白陸在旁邊把他的手指一個個掰開:“您是星閣老板娘,星閣大門常打開,你想什麽時候來什麽時候來,現在手給我撒開。”

林汶吸吸鼻子看白陸:“小氣死了。”

周之潭任他抱着:“林汶哥,你忙巡演?”

“對啊,給你票了,記得都來捧場啊。”林汶指了指周圍。

“你為什麽不直接請我們當嘉賓呢?”

“這不請了別人麽!我邀請人的時候你們出道了嗎?!”

白陸叼起一根煙,覺得無法反駁……

各自回了家,白陸和周之潭打車回弄堂。遠遠就聽見弄堂口鬼哭狼嚎的,周之潭看了兩眼:“怎麽了?”

“喝多了的。”白陸說。

果然開近了,弄堂口一堆一看就喝得茫茫然的男男女女。白陸讓周之潭把帽子扣上,戴上口罩,兩人才下了車。

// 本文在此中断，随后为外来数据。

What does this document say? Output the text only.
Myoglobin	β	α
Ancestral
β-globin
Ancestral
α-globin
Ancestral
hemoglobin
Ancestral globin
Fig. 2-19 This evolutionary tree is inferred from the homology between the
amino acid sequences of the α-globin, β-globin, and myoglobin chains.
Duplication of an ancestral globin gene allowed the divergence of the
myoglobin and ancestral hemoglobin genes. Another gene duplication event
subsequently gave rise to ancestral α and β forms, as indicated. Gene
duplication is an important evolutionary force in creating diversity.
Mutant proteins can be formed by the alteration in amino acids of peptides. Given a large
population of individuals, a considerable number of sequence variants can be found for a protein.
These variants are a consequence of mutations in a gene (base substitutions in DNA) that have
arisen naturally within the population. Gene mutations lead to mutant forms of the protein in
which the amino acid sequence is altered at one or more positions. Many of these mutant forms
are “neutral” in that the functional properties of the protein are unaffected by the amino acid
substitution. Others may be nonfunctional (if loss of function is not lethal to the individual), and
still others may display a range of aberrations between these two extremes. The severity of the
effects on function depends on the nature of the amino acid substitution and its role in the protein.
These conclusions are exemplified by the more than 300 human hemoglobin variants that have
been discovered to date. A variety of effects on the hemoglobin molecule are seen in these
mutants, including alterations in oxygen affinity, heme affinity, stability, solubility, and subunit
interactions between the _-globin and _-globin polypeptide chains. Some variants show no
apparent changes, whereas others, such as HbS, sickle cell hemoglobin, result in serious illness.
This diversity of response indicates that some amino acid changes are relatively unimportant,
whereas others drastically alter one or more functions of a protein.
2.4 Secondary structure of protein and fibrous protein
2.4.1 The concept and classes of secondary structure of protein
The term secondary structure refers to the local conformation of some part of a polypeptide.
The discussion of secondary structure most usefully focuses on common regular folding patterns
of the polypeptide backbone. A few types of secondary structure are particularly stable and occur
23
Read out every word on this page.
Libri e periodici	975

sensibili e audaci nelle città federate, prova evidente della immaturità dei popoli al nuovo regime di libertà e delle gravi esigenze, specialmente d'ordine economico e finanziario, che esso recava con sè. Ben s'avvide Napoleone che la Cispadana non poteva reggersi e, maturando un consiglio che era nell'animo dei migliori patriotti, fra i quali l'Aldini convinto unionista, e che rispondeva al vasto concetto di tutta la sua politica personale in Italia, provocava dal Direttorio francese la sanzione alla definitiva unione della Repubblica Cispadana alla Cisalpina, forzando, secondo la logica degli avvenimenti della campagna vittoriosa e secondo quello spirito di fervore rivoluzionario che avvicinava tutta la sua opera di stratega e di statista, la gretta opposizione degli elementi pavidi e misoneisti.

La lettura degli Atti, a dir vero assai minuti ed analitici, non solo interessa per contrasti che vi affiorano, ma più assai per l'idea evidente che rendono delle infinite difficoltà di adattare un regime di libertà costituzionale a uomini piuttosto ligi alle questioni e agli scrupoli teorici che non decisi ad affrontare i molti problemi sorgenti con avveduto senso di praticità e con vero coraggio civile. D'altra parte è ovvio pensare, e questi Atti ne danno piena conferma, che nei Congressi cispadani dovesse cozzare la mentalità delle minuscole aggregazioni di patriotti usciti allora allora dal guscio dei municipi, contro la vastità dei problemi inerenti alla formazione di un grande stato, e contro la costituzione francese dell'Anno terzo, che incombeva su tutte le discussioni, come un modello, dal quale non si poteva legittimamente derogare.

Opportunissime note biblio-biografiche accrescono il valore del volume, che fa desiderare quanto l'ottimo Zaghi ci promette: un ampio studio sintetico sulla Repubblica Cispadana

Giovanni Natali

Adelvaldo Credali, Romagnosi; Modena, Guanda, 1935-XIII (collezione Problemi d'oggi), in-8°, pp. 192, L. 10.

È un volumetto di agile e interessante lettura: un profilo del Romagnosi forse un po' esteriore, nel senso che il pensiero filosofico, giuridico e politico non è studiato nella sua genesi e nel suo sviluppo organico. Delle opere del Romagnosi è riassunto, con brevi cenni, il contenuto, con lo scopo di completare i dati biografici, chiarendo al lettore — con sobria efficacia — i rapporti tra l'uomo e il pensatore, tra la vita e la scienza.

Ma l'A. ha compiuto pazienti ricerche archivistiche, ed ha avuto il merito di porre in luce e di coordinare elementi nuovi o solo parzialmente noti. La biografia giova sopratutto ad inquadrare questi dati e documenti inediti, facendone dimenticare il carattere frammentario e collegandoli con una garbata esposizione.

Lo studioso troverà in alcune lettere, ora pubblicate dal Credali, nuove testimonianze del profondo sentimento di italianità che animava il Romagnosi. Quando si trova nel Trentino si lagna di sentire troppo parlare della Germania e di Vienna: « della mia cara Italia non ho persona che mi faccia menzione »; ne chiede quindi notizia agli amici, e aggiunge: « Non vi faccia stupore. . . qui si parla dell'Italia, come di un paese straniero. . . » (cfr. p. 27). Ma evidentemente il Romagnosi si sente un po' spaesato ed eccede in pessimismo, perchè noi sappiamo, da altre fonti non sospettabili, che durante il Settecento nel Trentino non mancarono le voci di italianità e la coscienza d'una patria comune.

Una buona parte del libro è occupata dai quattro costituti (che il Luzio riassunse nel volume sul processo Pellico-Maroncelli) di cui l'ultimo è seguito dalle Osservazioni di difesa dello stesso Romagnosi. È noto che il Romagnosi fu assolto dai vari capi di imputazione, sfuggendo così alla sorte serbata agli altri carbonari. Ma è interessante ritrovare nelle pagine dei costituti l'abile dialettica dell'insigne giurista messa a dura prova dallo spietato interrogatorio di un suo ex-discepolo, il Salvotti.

要進門口必然要走這個門,兩人一言不發低着頭往裏走,走了一半,周之潭就感覺有一爪子伸到了自己肩膀上。

“喲……這哥哥……好高啊。”身後一個喝懵的姑娘笑嘻嘻的說着,整個人要貼到周之潭的身上。周之潭不動聲色往後避了避,姑娘抓了個空。

前面一個男的卻堵住了他的去路。

周之潭一看這架勢,把白陸的胳膊一拽往身後拽去。那男的用手點點周之潭:“帥哥,我妹妹想、想、想認識你呢,你給、給個面子啊。”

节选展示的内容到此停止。